Süßholz wächst langsam. Diesen Herbst war die Erntemaschine nach der Wiedereinführung 2010 erst das zweite Mal auf dem Feld. Trotzdem ist die Pflanze in Bamberg mittlerweile sehr präsent. Neben Bier und Schinken gibt es auch mit Süßholz gewürzte Pralinen: Die Confiserie Storath hat zugunsten der Restaurierung der 1000 Jahre alten Klosterkirche die Süßholzpralineden Michaelsberger ­Engel im Angebot. Das Restaurant „Eckerts“, direkt über der Regnitz, hat ab und zu eine Süßholz-Pannacotta auf der Karte, für die Kurse der Bamberger GenussWerkstatt nebenan hat der Koch ein ganzes Menü in petto.

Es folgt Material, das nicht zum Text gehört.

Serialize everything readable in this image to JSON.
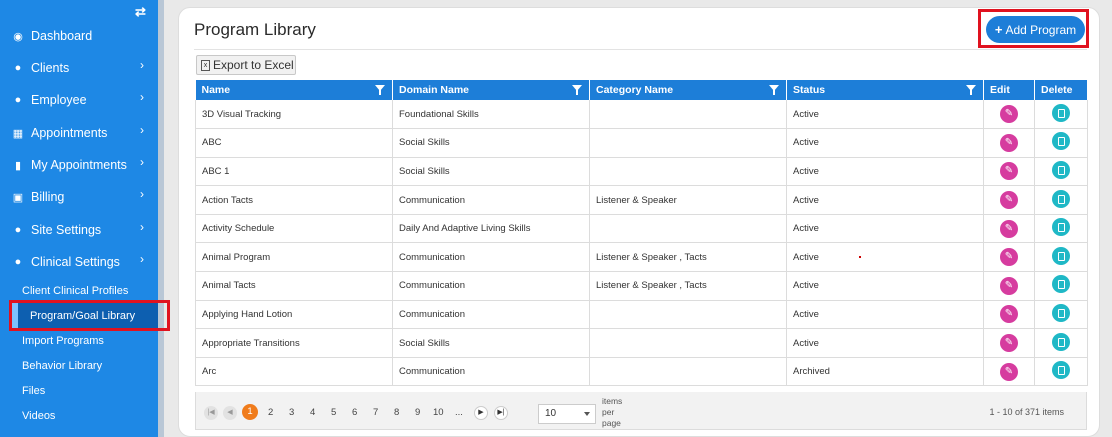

Und der Konditor Heiner Wohlfahrt erweiterte vergangenen Sommer seine große Palette handgemachten ­Eises im „Café Riffelmacher“ mit einem feinen Süßholzeis. „Das war gar nicht so einfach, die milde Note herauszuarbeiten und nicht bei Lakritzgeschmack zu landen“, sagt Wohlfahrt. Auch auf dem Markt wird Süßholz-Hustentee verkauft. Dessen Grundstoff kommt allerdings nicht aus Bamberg, dafür ist die Produktion noch zu klein.